Is Amazon losing it's open source privileges?
I'm interested to see if this really plays out this way. They had for sure some lawyers looking over this issue beforehand. In my opinion they made a new launcher which skinned the whole operating system (just like other phone manufacturers do) and closed sourced that part. I can't see anything wrong with that.
Will stay on top of this topic.
#android #opensource #kindle
Reshared post from +Henrý Þór Baldursson
Hey Amazon. Will we have to sue you to get access to the source for Amazon's Kindle Fire operating system that you
stolebased off Android? If you don't provide source for GPL code that you use and have modified for your tablet, then you'll lose the copyleft permissions granted to you by the license. Hence, you'll be unable to release software based on Linux and the other GPL'd bits of software in Android.
http://kdk.amazon.com has a form to request "beta developer" approval, that I've applied for. If anyone gets denied that access, and there's no other way to get the SDK and the source for the GPL'd licensed software, then I certainly hope the FSF sues Amazon's asses off.

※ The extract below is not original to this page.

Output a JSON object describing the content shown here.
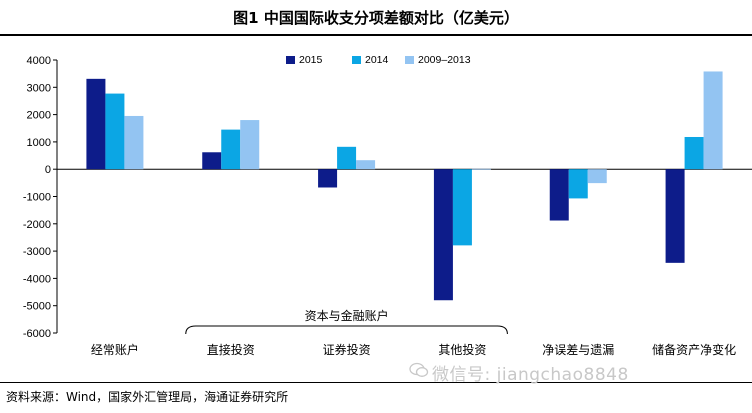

GPL doesn't just mean "Ooh, free stuff I can appropriate into my own product and sell for gobs of money", that's the BSD License. GPL means you can redistribute and modify software, as long as you provide the sourcecode with any modifications.
Failure to do that results in loss of privileges to the original source. If that happens, then have fun trying to keep your Kindle Fire ecosystem alive.